Well my ex has told everyone and anyone who will listen to her that I'm "delusional". I guess all the evidence I've gathered and shared with my father, brother, and lawyer makes them "delusional" as well. With how badly she re-wrote our entire relationship (used to tell me on a daily basis that I was fat, ugly, and unattractive and _always was_), I doubt she has any remorse. She has never shown any remorse or taken the slightest bit of responsibility for what she did. She claims that the 3 1/2 year affair that is mainly responsible for the divorce was actually "helping" our marriage...

Yeah, it sure did help a lot.


----------



## larry.gray (Feb 21, 2011)

Mrs. John Adams said:


> It's a different world now...and I am not sure it is better.


I hear many people say that, but I don't believe it. Not one bit. My grandfather has talked about what things were like when he was a kid. If you got the girl pregnant, you'd either do the 'right thing' or skip town. If you skipped town, she'd disappear to a unwed mother's home and give the kid up for adoption. A *LOT* of this happened according to him.

I grew up in the age of the sexual revolution being ancient history. If people wanted to hook up when I was in H.S., doing so wasn't a problem. I have an open relationship with my daughters, and they way they tell it, things are similar now.


----------



## larry.gray (Feb 21, 2011)

ConanHub said:


> Changing Me was absolutely despicable. Tears was immediately remorseful., Mrs. Adams was remorseful.

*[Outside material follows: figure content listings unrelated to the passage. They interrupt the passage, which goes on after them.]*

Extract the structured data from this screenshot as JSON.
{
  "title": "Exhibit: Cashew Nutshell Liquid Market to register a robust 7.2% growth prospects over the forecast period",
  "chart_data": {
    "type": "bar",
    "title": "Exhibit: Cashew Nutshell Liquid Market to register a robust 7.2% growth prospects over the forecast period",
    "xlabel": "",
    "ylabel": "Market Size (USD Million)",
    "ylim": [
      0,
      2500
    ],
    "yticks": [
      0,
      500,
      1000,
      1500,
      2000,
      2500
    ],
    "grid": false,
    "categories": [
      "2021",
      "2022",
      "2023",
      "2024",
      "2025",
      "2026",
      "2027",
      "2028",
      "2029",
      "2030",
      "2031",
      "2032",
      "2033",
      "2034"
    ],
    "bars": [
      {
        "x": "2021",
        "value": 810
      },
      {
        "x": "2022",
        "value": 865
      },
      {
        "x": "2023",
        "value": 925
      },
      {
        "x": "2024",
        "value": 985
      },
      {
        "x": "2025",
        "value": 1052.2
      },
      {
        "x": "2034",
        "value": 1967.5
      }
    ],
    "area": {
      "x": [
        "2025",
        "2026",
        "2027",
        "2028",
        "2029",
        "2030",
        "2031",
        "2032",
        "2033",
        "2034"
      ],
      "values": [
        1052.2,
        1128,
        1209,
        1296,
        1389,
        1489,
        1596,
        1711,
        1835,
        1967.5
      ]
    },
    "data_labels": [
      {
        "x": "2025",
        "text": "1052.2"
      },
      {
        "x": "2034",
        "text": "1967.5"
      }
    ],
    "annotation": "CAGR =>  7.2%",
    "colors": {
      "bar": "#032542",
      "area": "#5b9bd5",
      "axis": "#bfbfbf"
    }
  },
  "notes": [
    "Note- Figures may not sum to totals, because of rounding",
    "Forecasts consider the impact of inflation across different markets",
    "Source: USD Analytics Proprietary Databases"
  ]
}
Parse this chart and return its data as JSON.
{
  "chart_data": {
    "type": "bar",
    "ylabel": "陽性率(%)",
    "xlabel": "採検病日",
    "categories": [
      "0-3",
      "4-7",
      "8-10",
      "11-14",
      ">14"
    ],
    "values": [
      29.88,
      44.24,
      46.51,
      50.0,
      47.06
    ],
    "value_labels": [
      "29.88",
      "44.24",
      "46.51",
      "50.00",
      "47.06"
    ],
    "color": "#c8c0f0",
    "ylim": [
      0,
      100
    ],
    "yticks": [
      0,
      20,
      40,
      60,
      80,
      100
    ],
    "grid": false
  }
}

I don't think it's helpful to go into the "who was worse" contests. In the middle of it, they are all bad. What matters is becoming a better person.

After all, Mrs Adams admits to saying one time "I don't regret the affair, I regret telling you." She now regrets that too. I think CM is honestly on the same page now.


----------



## Jellybeans (Mar 8, 2011)

Wow. 6 years is a long time!


----------